For £125 you can rent a six square metre allotment for a year and plant six rows of herbs and vegetables. It is estimated that this will provide a minimum of five boxes of produce from winter to summer, sent by next-day-delivery to your home. The variety of crops available include sugar beets, asparagus, potatoes, onions and more. While the experience for many is simply a virtual one until the veggie box arrives, there is also the opportunity for individuals to visit their lot, pick their produce and if really keen do some weeding. It is still early days for Abbey Park’s i-Grow, but through word of mouth they have enticed 38 individuals to lease lots.

In East Sussex, a related concept in the UK that has been in operation for four years is an orchard where cherry trees can be rented, and 1,500 people have taken up the opportunity. For an investment of £42.50, individuals can anticipate about 10-20kg of cherries, depending on the season. Better still you get to picnic under your tree when it is in full blossom and enjoy harvesting its fruit over a 10 day period during the picking season.

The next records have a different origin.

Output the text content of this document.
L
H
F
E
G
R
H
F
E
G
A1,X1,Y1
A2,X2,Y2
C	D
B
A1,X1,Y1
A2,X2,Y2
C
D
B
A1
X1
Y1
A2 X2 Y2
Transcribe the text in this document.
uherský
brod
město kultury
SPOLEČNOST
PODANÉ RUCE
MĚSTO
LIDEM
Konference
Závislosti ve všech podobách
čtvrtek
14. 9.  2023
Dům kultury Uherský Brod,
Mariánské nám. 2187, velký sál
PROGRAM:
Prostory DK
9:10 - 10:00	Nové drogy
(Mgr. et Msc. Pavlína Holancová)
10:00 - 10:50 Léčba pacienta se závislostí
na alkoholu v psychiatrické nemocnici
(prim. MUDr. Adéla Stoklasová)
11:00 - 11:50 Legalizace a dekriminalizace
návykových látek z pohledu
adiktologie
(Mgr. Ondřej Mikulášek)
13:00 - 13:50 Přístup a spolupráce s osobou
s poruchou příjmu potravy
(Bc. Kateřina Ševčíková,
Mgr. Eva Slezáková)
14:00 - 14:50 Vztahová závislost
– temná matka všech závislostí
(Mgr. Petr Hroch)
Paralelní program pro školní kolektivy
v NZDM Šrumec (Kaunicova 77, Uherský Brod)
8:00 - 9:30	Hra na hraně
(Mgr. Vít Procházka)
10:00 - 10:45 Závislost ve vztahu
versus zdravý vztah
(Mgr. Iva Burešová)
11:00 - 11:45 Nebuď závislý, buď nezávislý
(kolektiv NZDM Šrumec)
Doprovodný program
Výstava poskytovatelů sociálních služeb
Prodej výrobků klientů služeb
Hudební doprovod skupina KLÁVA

What is interesting from a brand management perspective is that for those food producers wishing to go to the market with a branded product (versus generic fruit) the above schemes provide a powerful vehicle for creating an army of brand advocates. Individuals who are emotionally connected to the fruit being produced and love telling others about it. Imagine back in the office on Monday morning in response to the old …’what did you do on the weekend?’

‘”Well actually I went to the stunning (xyz orchard) to harvest MY cherry tree. It was a fantastic day out, lots of fun and the cherries themselves a total indulgence. My (xyz orchard) cherries are superb and you will find some in the kitchen for you to enjoy during the day.”

Next time that person’s work colleague is looking for cherries which brand will they be attracted to? The opportunity is far greater from a brand perspective than simply the revenue from the trees or lots leased out. Yes, and of course the concept would work equally well if the fruits in question were grapes and the end result was some great wine. In fact in that context I may end up a rather large leasee myself!